[linux-sunxi] Re: [PATCH 4/4] simplefb: add clock handling code
Mark Brown
broonie at kernel.org
Tue Aug 26 02:00:35 PDT 2014
On Tue, Aug 26, 2014 at 10:26:27AM +0200, Thierry Reding wrote:
> On Mon, Aug 25, 2014 at 05:07:05PM +0200, Maxime Ripard wrote:
> > Regulators with regulator-boot-on will still be disabled if there's no
> > one to claim it. Just like what happens currently for the clocks.
> I was somewhat surprised by this, but it can indeed easily be verified.
> It seems to me somewhat at odds with the definition of such a property.

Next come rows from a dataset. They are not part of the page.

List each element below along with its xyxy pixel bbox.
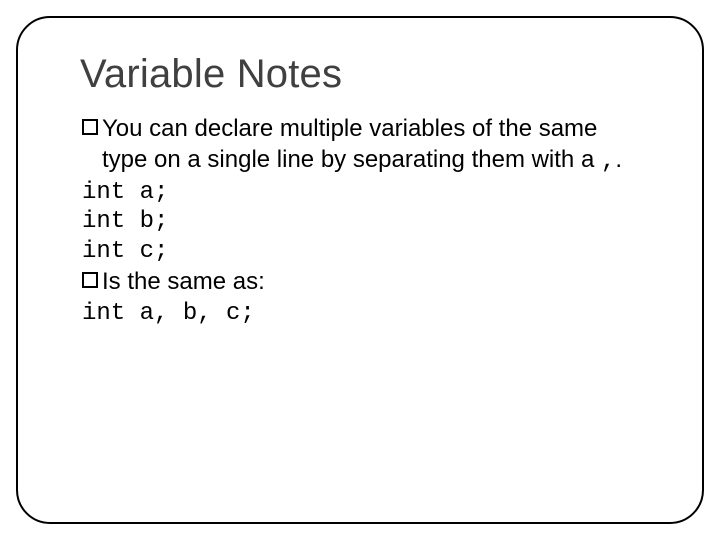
- bullet-2-text: Is the same as:: [102, 268, 265, 297]
- bullet-1-continuation: type on a single line by separating them…: [82, 146, 654, 176]
- slide-title: Variable Notes: [80, 52, 654, 97]
- bullet-2: Is the same as:: [82, 268, 654, 297]
- code-line-1: int a;: [82, 178, 654, 207]
- code-line-4: int a, b, c;: [82, 299, 654, 328]
- square-bullet-icon: [82, 119, 98, 135]
- slide-frame: Variable Notes You can declare multiple …: [16, 16, 704, 524]
- bullet-1: You can declare multiple variables of th…: [82, 115, 654, 144]
- sentence-period: .: [615, 146, 622, 173]
- code-line-3: int c;: [82, 237, 654, 266]
- square-bullet-icon: [82, 272, 98, 288]
- comma-literal: ,: [601, 148, 615, 175]
- code-line-2: int b;: [82, 207, 654, 236]
- bullet-1-text-line1: You can declare multiple variables of th…: [102, 115, 597, 144]
- bullet-1-text-line2: type on a single line by separating them…: [102, 146, 594, 173]
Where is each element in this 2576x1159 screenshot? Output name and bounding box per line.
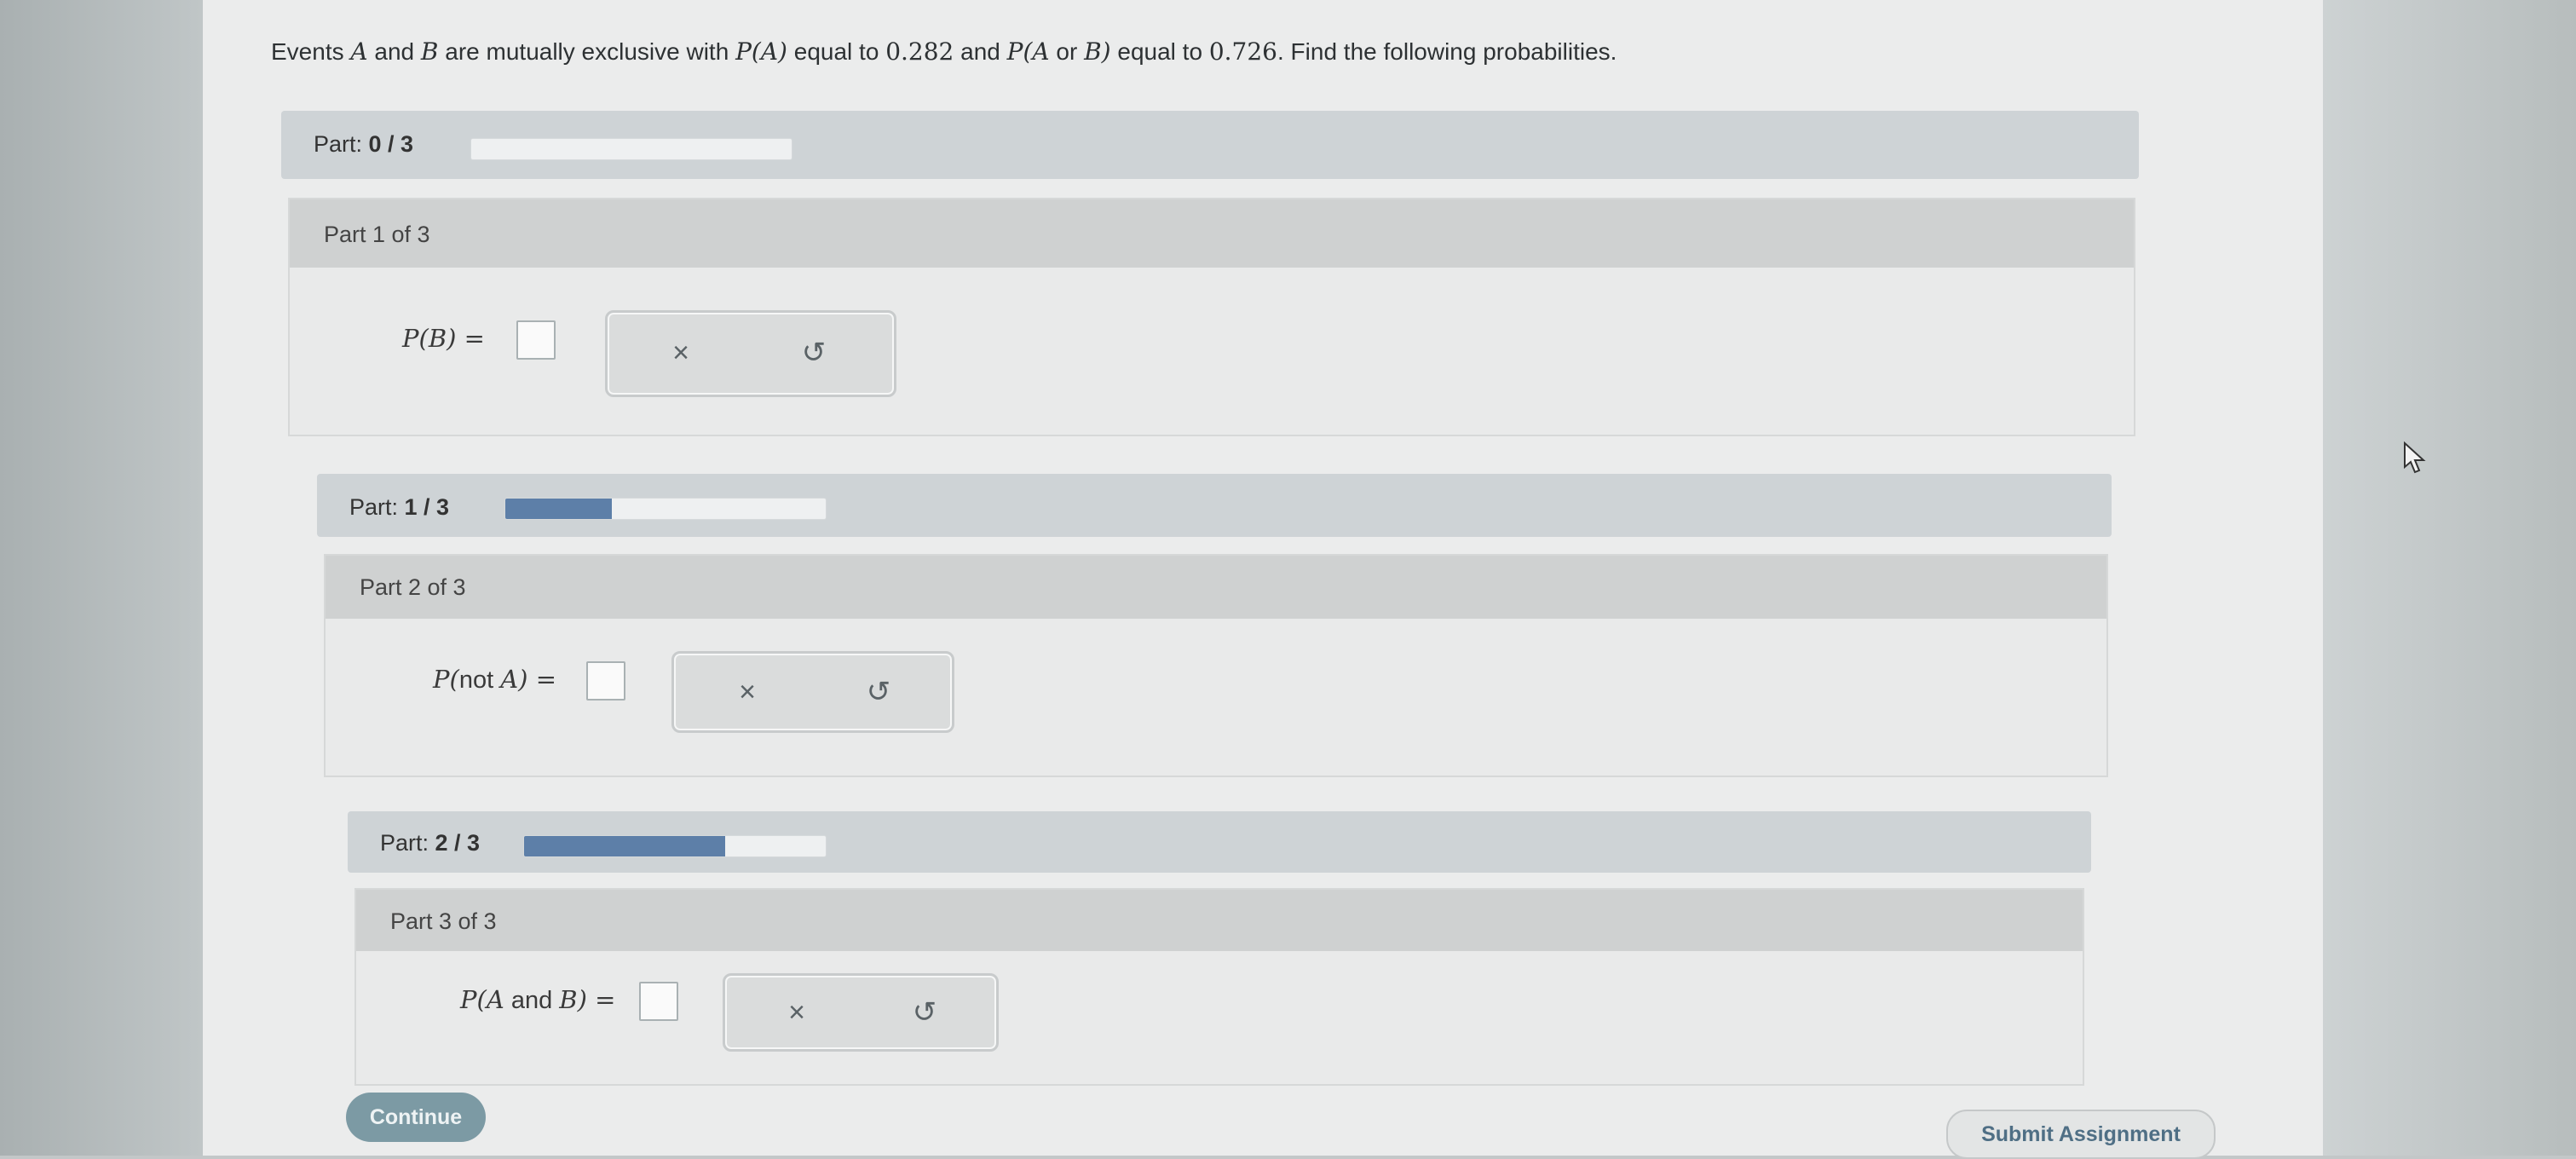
progress-track [504, 498, 827, 520]
part-3-title: Part 3 of 3 [390, 908, 497, 934]
part-2-title: Part 2 of 3 [360, 574, 466, 600]
progress-label: Part: 2 / 3 [380, 830, 481, 856]
part-2-header: Part 2 of 3 [326, 556, 2106, 619]
progress-fill [524, 836, 726, 856]
part-3-header: Part 3 of 3 [356, 890, 2083, 951]
part-progress-bar: Part: 1 / 3 [317, 474, 2112, 537]
part-2-equation: P(not A) = [433, 665, 557, 694]
part-1-toolbox: × ↺ [605, 310, 896, 397]
undo-icon[interactable]: ↺ [899, 991, 950, 1034]
progress-fill [505, 499, 613, 519]
part-3-toolbox: × ↺ [723, 973, 999, 1052]
submit-assignment-button[interactable]: Submit Assignment [1946, 1110, 2216, 1159]
part-progress-bar: Part: 0 / 3 [281, 111, 2139, 179]
undo-icon[interactable]: ↺ [853, 671, 904, 713]
question-text: Events A and B are mutually exclusive wi… [271, 37, 1617, 66]
part-1-header: Part 1 of 3 [290, 199, 2134, 268]
background-left [0, 0, 203, 1156]
progress-label: Part: 0 / 3 [314, 131, 414, 157]
continue-button[interactable]: Continue [346, 1093, 486, 1142]
assignment-page: Events A and B are mutually exclusive wi… [203, 0, 2323, 1159]
part-3-answer-input[interactable] [639, 982, 678, 1021]
progress-track [523, 835, 827, 857]
part-2-toolbox: × ↺ [671, 651, 954, 733]
part-2-card: Part 2 of 3 P(not A) = × ↺ [324, 554, 2108, 777]
clear-icon[interactable]: × [655, 332, 706, 374]
part-1-equation: P(B) = [402, 324, 485, 353]
clear-icon[interactable]: × [771, 991, 822, 1034]
part-3-card: Part 3 of 3 P(A and B) = × ↺ [354, 888, 2084, 1086]
background-right [2323, 0, 2576, 1156]
part-progress-bar: Part: 2 / 3 [348, 811, 2091, 873]
part-2-answer-input[interactable] [586, 661, 625, 701]
mouse-cursor-icon [2404, 441, 2426, 474]
part-1-card: Part 1 of 3 P(B) = × ↺ [288, 198, 2135, 436]
part-1-title: Part 1 of 3 [324, 222, 430, 247]
progress-track [470, 138, 792, 160]
part-3-equation: P(A and B) = [460, 985, 616, 1014]
progress-label: Part: 1 / 3 [349, 494, 450, 520]
clear-icon[interactable]: × [722, 671, 773, 713]
undo-icon[interactable]: ↺ [788, 332, 839, 374]
part-1-answer-input[interactable] [516, 320, 556, 360]
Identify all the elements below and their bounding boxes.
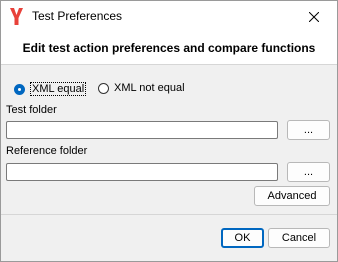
reference-folder-input[interactable] bbox=[6, 163, 278, 181]
cancel-button[interactable]: Cancel bbox=[268, 228, 330, 248]
radio-selected-icon bbox=[14, 83, 25, 95]
radio-unselected-icon bbox=[98, 82, 109, 94]
app-logo-icon bbox=[10, 8, 23, 25]
radio-xml-equal-label: XML equal bbox=[30, 82, 87, 96]
close-icon bbox=[309, 11, 319, 22]
reference-folder-browse-button[interactable]: ... bbox=[287, 162, 330, 182]
radio-xml-not-equal-label: XML not equal bbox=[114, 82, 185, 94]
test-folder-browse-button[interactable]: ... bbox=[287, 120, 330, 140]
advanced-button[interactable]: Advanced bbox=[254, 186, 330, 206]
radio-xml-not-equal[interactable]: XML not equal bbox=[98, 82, 185, 94]
dialog-window: Test Preferences Edit test action prefer… bbox=[0, 0, 338, 262]
ok-button[interactable]: OK bbox=[221, 228, 264, 248]
reference-folder-label: Reference folder bbox=[6, 145, 88, 157]
window-title: Test Preferences bbox=[32, 9, 123, 23]
close-button[interactable] bbox=[291, 1, 337, 32]
title-bar[interactable]: Test Preferences bbox=[1, 1, 337, 32]
test-folder-label: Test folder bbox=[6, 104, 57, 116]
header-panel: Edit test action preferences and compare… bbox=[1, 32, 337, 65]
test-folder-input[interactable] bbox=[6, 121, 278, 139]
footer-separator bbox=[1, 214, 337, 215]
dialog-heading: Edit test action preferences and compare… bbox=[22, 41, 316, 55]
radio-xml-equal[interactable]: XML equal bbox=[14, 82, 87, 96]
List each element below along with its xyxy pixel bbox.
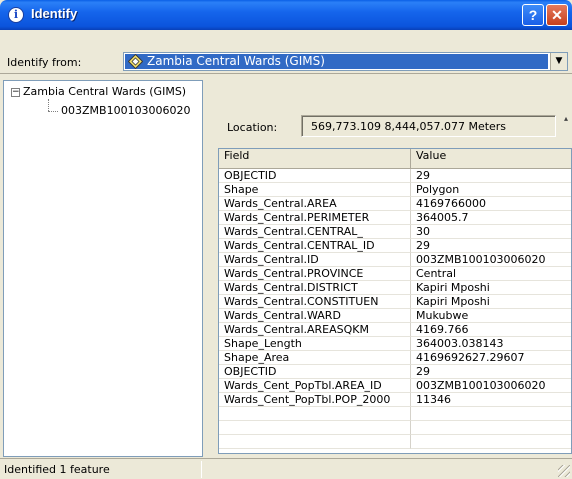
field-cell: Shape_Area: [219, 351, 411, 365]
field-cell: Wards_Central.CONSTITUEN: [219, 295, 411, 309]
value-cell: 11346: [411, 393, 571, 407]
dropdown-selection: Zambia Central Wards (GIMS): [125, 54, 548, 69]
results-tree[interactable]: − Zambia Central Wards (GIMS) 003ZMB1001…: [3, 80, 203, 457]
location-field: 569,773.109 8,444,057.077 Meters: [301, 115, 556, 137]
field-cell: Wards_Central.AREASQKM: [219, 323, 411, 337]
field-cell: Shape: [219, 183, 411, 197]
table-row[interactable]: OBJECTID 29: [219, 169, 571, 183]
field-cell: Wards_Central.CENTRAL_ID: [219, 239, 411, 253]
value-cell: 364005.7: [411, 211, 571, 225]
value-cell: 29: [411, 239, 571, 253]
field-cell: Wards_Central.DISTRICT: [219, 281, 411, 295]
value-cell: 29: [411, 365, 571, 379]
resize-grip-icon[interactable]: [558, 465, 570, 477]
title-bar[interactable]: i Identify ? ✕: [0, 0, 572, 30]
field-cell: Wards_Central.ID: [219, 253, 411, 267]
field-cell: Shape_Length: [219, 337, 411, 351]
table-row[interactable]: Wards_Central.CENTRAL_ID 29: [219, 239, 571, 253]
field-cell: [219, 435, 411, 449]
pane-splitter[interactable]: [205, 80, 211, 457]
value-cell: [411, 407, 571, 421]
table-row[interactable]: Wards_Central.PERIMETER 364005.7: [219, 211, 571, 225]
close-button[interactable]: ✕: [546, 4, 568, 26]
table-row[interactable]: Wards_Central.DISTRICT Kapiri Mposhi: [219, 281, 571, 295]
field-cell: Wards_Central.PROVINCE: [219, 267, 411, 281]
attributes-table[interactable]: Field Value OBJECTID 29 Shape Polygon Wards_…: [218, 148, 572, 454]
table-row[interactable]: Wards_Central.CENTRAL_ 30: [219, 225, 571, 239]
table-row[interactable]: Shape Polygon: [219, 183, 571, 197]
field-cell: Wards_Central.PERIMETER: [219, 211, 411, 225]
table-row[interactable]: [219, 407, 571, 421]
help-button[interactable]: ?: [522, 4, 544, 26]
value-cell: Kapiri Mposhi: [411, 281, 571, 295]
value-cell: 003ZMB100103006020: [411, 253, 571, 267]
info-icon: i: [8, 7, 24, 23]
field-cell: Wards_Central.CENTRAL_: [219, 225, 411, 239]
field-cell: Wards_Cent_PopTbl.POP_2000: [219, 393, 411, 407]
field-cell: Wards_Central.WARD: [219, 309, 411, 323]
value-cell: 364003.038143: [411, 337, 571, 351]
value-cell: Polygon: [411, 183, 571, 197]
table-row[interactable]: OBJECTID 29: [219, 365, 571, 379]
field-cell: [219, 407, 411, 421]
tree-layer-node[interactable]: Zambia Central Wards (GIMS): [23, 85, 186, 98]
layer-diamond-icon: [128, 54, 143, 69]
identify-window: i Identify ? ✕ Identify from: Zambia Cen…: [0, 0, 572, 479]
value-cell: [411, 421, 571, 435]
value-cell: Central: [411, 267, 571, 281]
field-cell: OBJECTID: [219, 169, 411, 183]
table-row[interactable]: Wards_Cent_PopTbl.AREA_ID 003ZMB100103006…: [219, 379, 571, 393]
table-row[interactable]: Wards_Central.ID 003ZMB100103006020: [219, 253, 571, 267]
dropdown-value: Zambia Central Wards (GIMS): [147, 54, 325, 68]
field-cell: Wards_Cent_PopTbl.AREA_ID: [219, 379, 411, 393]
column-header-value[interactable]: Value: [411, 149, 571, 168]
value-cell: [411, 435, 571, 449]
table-row[interactable]: Wards_Central.WARD Mukubwe: [219, 309, 571, 323]
table-row[interactable]: Wards_Cent_PopTbl.POP_2000 11346: [219, 393, 571, 407]
status-text: Identified 1 feature: [4, 463, 110, 476]
status-bar: Identified 1 feature: [0, 458, 572, 479]
field-cell: OBJECTID: [219, 365, 411, 379]
tree-connector: [48, 111, 58, 112]
table-row[interactable]: Shape_Area 4169692627.29607: [219, 351, 571, 365]
tree-connector: [48, 99, 49, 111]
table-row[interactable]: Wards_Central.CONSTITUEN Kapiri Mposhi: [219, 295, 571, 309]
location-label: Location:: [227, 121, 278, 134]
tree-feature-node[interactable]: 003ZMB100103006020: [61, 104, 191, 117]
window-title: Identify: [31, 6, 78, 21]
value-cell: Mukubwe: [411, 309, 571, 323]
details-pane: Location: 569,773.109 8,444,057.077 Mete…: [212, 80, 572, 457]
location-value: 569,773.109 8,444,057.077 Meters: [311, 120, 507, 133]
collapse-toggle-icon[interactable]: −: [11, 88, 20, 97]
value-cell: 29: [411, 169, 571, 183]
table-row[interactable]: [219, 421, 571, 435]
identify-from-dropdown[interactable]: Zambia Central Wards (GIMS) ▼: [123, 52, 568, 71]
chevron-down-icon[interactable]: ▼: [550, 53, 567, 70]
field-cell: Wards_Central.AREA: [219, 197, 411, 211]
value-cell: 003ZMB100103006020: [411, 379, 571, 393]
table-header: Field Value: [219, 149, 571, 169]
value-cell: 30: [411, 225, 571, 239]
field-cell: [219, 421, 411, 435]
value-cell: Kapiri Mposhi: [411, 295, 571, 309]
table-row[interactable]: Shape_Length 364003.038143: [219, 337, 571, 351]
value-cell: 4169.766: [411, 323, 571, 337]
scroll-arrow-icon[interactable]: ▴: [564, 114, 572, 124]
table-row[interactable]: Wards_Central.PROVINCE Central: [219, 267, 571, 281]
value-cell: 4169692627.29607: [411, 351, 571, 365]
table-row[interactable]: Wards_Central.AREASQKM 4169.766: [219, 323, 571, 337]
identify-from-label: Identify from:: [7, 56, 82, 69]
column-header-field[interactable]: Field: [219, 149, 411, 168]
status-divider: [201, 461, 202, 478]
value-cell: 4169766000: [411, 197, 571, 211]
table-row[interactable]: [219, 435, 571, 449]
table-row[interactable]: Wards_Central.AREA 4169766000: [219, 197, 571, 211]
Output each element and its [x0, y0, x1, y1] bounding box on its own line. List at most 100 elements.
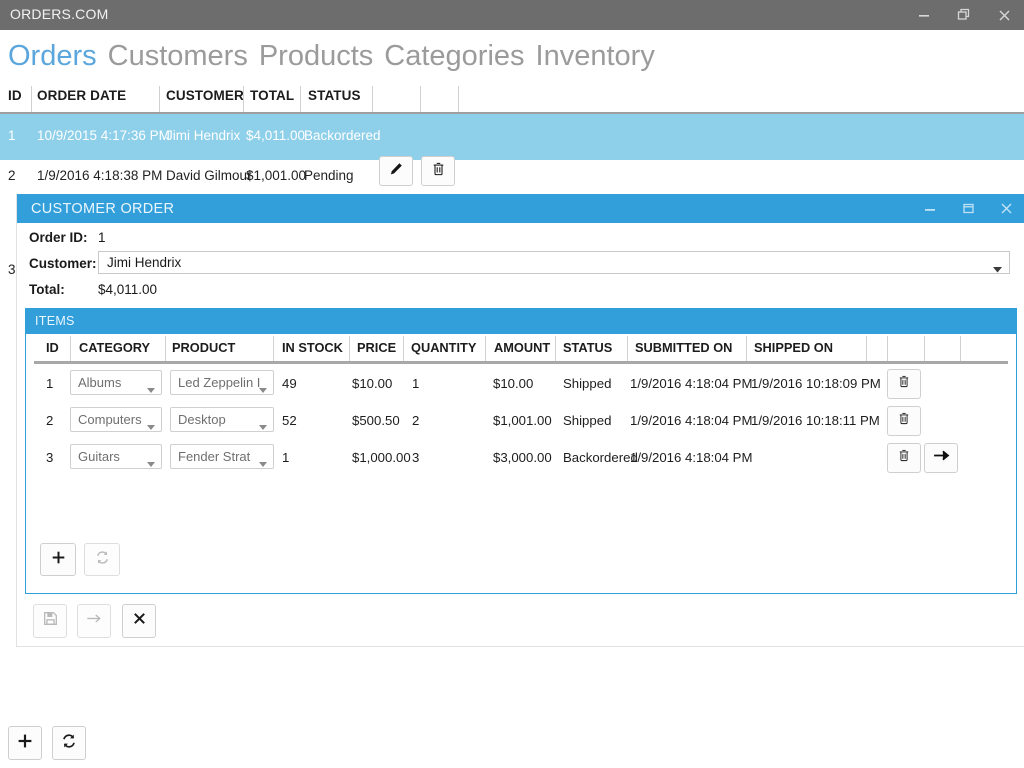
- column-header-price[interactable]: PRICE: [357, 340, 396, 355]
- column-header-amount[interactable]: AMOUNT: [494, 340, 550, 355]
- item-category-value: Computers: [78, 412, 142, 427]
- order-customer: Jimi Hendrix: [166, 128, 241, 143]
- maximize-button[interactable]: [944, 0, 984, 30]
- column-header-customer[interactable]: CUSTOMER: [166, 88, 244, 103]
- save-icon: [43, 611, 58, 631]
- column-header-product[interactable]: PRODUCT: [172, 340, 235, 355]
- customer-select[interactable]: Jimi Hendrix: [98, 251, 1010, 274]
- column-header-id[interactable]: ID: [8, 88, 22, 103]
- customer-select-value: Jimi Hendrix: [107, 255, 182, 270]
- item-product-select[interactable]: Fender Strat: [170, 444, 274, 469]
- dialog-title: CUSTOMER ORDER: [31, 201, 175, 217]
- item-product-value: Led Zeppelin I: [178, 375, 261, 390]
- refresh-items-button[interactable]: [84, 543, 120, 576]
- delete-item-button[interactable]: [887, 406, 921, 436]
- trash-icon: [898, 375, 910, 393]
- item-shipped-on: 1/9/2016 10:18:09 PM: [751, 376, 881, 391]
- item-amount: $1,001.00: [493, 413, 552, 428]
- chevron-down-icon: [259, 380, 267, 398]
- delete-item-button[interactable]: [887, 369, 921, 399]
- chevron-down-icon: [147, 454, 155, 472]
- column-header-submitted-on[interactable]: SUBMITTED ON: [635, 340, 732, 355]
- column-header-in-stock[interactable]: IN STOCK: [282, 340, 343, 355]
- customer-order-dialog: CUSTOMER ORDER Order ID: 1 Customer: Jim…: [16, 194, 1024, 647]
- delete-item-button[interactable]: [887, 443, 921, 473]
- order-status: Backordered: [304, 128, 381, 143]
- chevron-down-icon: [259, 417, 267, 435]
- arrow-right-icon: [86, 612, 102, 630]
- nav-item-categories[interactable]: Categories: [384, 40, 524, 72]
- dialog-window-controls: [911, 194, 1024, 223]
- column-header-quantity[interactable]: QUANTITY: [411, 340, 476, 355]
- item-category-select[interactable]: Albums: [70, 370, 162, 395]
- order-total: $4,011.00: [246, 128, 306, 143]
- order-total: $1,001.00: [246, 168, 307, 183]
- item-status: Shipped: [563, 413, 612, 428]
- item-quantity: 1: [412, 376, 420, 391]
- order-id: 2: [8, 168, 16, 183]
- order-date: 10/9/2015 4:17:36 PM: [37, 128, 170, 143]
- edit-order-button[interactable]: [379, 156, 413, 186]
- dialog-maximize-button[interactable]: [949, 194, 987, 223]
- item-price: $500.50: [352, 413, 400, 428]
- item-quantity: 2: [412, 413, 420, 428]
- column-header-total[interactable]: TOTAL: [250, 88, 294, 103]
- order-id: 3: [8, 262, 16, 277]
- column-header-order-date[interactable]: ORDER DATE: [37, 88, 126, 103]
- column-header-status[interactable]: STATUS: [563, 340, 612, 355]
- item-product-value: Desktop: [178, 412, 226, 427]
- item-category-select[interactable]: Guitars: [70, 444, 162, 469]
- close-x-icon: [132, 611, 147, 631]
- nav-item-inventory[interactable]: Inventory: [536, 40, 655, 72]
- item-price: $1,000.00: [352, 450, 411, 465]
- dialog-close-button[interactable]: [987, 194, 1024, 223]
- column-header-status[interactable]: STATUS: [308, 88, 361, 103]
- refresh-orders-button[interactable]: [52, 726, 86, 760]
- nav-item-orders[interactable]: Orders: [8, 40, 97, 72]
- save-order-button[interactable]: [33, 604, 67, 638]
- chevron-down-icon: [259, 454, 267, 472]
- item-category-select[interactable]: Computers: [70, 407, 162, 432]
- add-item-button[interactable]: [40, 543, 76, 576]
- minimize-button[interactable]: [904, 0, 944, 30]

That depends what you think it should do - it's there for handover from
the bootloader in cases where we can't read the state.
> that. However the implementation will automatically disable a regulator
> marked boot-on if it hasn't been claimed by any driver after the
> initcall stage completes.
> I find that rather odd since I always assumed that a regulator marked
> boot-on would not be touched by the core at all, assuming that firmware
> set it up properly and that it would be required (even if not explicitly
> claimed).
No, there's a separate always-on property if we don't want to disable.
We can't assume that the "proper" setup is that the supply should be
left on.
> Two categories of drivers have this issue: drivers built as modules (or
> that defer probing) and therefore won't be probed until after initcalls
We really need a later initcall to manage handover to userspace
(probably triggered by a combination of userspace saying it's done doing
initial module enumeration and the deferred probe grinding to a halt).
> have run and generic low-level drivers that take over firmware devices
> (simplefb in this case) that don't know anything about the resource that
> the devices need.
I don't understand this use case, sorry - it sounds like a buggy system
design and/or integration. If the firmware is managing the resource
then Linux really shouldn't be talking to it at all without coordinating
with firmware. How can such a system work otherwise?